Costs lawyers have backed calls by the Bar Council for a clampdown against unregulated and unqualified persons appearing at hearings.
The Bar complained about a surge in the number of people without rights of audience appearing at hearings as solicitor’s agents. They are usually unregistered barristers and are being used to conduct advocacy in open court at stage 3 quantum-only hearings under various personal injury pre-action protocols.
Association of Costs Lawyers chairman Iain Stark says: “Before Costs Lawyers, the courts utilised the legal myth of a so-called solicitor’s agent, notwithstanding that arguably these individuals had no rights of audience.
“But the law and the profession have been modernised in recent years, and it is clear that there is a push towards the need to be a practising lawyer with independent rights of audience to appear in open court. Having worked so hard to get where we are, some members will find it disappointing that the courts have not recognised this change and urge the Ministry of Justice to take action to ensure the integrity of the advocacy regime.”

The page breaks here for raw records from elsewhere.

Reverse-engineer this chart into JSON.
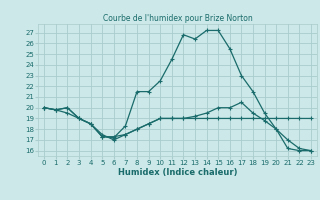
{
  "title": "Courbe de l'humidex pour Brize Norton",
  "xlabel": "Humidex (Indice chaleur)",
  "xlim": [
    -0.5,
    23.5
  ],
  "ylim": [
    15.5,
    27.8
  ],
  "yticks": [
    16,
    17,
    18,
    19,
    20,
    21,
    22,
    23,
    24,
    25,
    26,
    27
  ],
  "xticks": [
    0,
    1,
    2,
    3,
    4,
    5,
    6,
    7,
    8,
    9,
    10,
    11,
    12,
    13,
    14,
    15,
    16,
    17,
    18,
    19,
    20,
    21,
    22,
    23
  ],
  "bg_color": "#cce8e8",
  "grid_color": "#aacccc",
  "line_color": "#1a6b6b",
  "line1_x": [
    0,
    1,
    2,
    3,
    4,
    5,
    6,
    7,
    8,
    9,
    10,
    11,
    12,
    13,
    14,
    15,
    16,
    17,
    18,
    19,
    20,
    21,
    22,
    23
  ],
  "line1_y": [
    20,
    19.8,
    20,
    19,
    18.5,
    17.5,
    17,
    17.5,
    18,
    18.5,
    19,
    19,
    19,
    19,
    19,
    19,
    19,
    19,
    19,
    19,
    19,
    19,
    19,
    19
  ],
  "line2_x": [
    0,
    1,
    2,
    3,
    4,
    5,
    6,
    7,
    8,
    9,
    10,
    11,
    12,
    13,
    14,
    15,
    16,
    17,
    18,
    19,
    20,
    21,
    22,
    23
  ],
  "line2_y": [
    20,
    19.8,
    20,
    19,
    18.5,
    17.3,
    17.2,
    18.3,
    21.5,
    21.5,
    22.5,
    24.5,
    26.8,
    26.4,
    27.2,
    27.2,
    25.5,
    23,
    21.5,
    19.5,
    18,
    16.2,
    16,
    16
  ],
  "line3_x": [
    0,
    1,
    2,
    3,
    4,
    5,
    6,
    7,
    8,
    9,
    10,
    11,
    12,
    13,
    14,
    15,
    16,
    17,
    18,
    19,
    20,
    21,
    22,
    23
  ],
  "line3_y": [
    20,
    19.8,
    19.5,
    19,
    18.5,
    17.3,
    17.3,
    17.5,
    18,
    18.5,
    19,
    19,
    19,
    19.2,
    19.5,
    20,
    20,
    20.5,
    19.5,
    18.8,
    18,
    17,
    16.2,
    16
  ]
}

Earlier this year, the Bar Council and Personal Injuries Bar Association wrote to the Civil Procedure Rule Committee (CPRC) with their concerns. They said the exemption in the Legal Services Act 2007 from needing rights of audience was plainly drafted to confine it “to hearings which are held in private”—the Act uses the out-dated phrase “in chambers”.
Minutes from the CPRC’s February meeting said it passed the issue on to the government because it was not the committee’s function to interpret the 2007 Act to resolve legal ambiguity.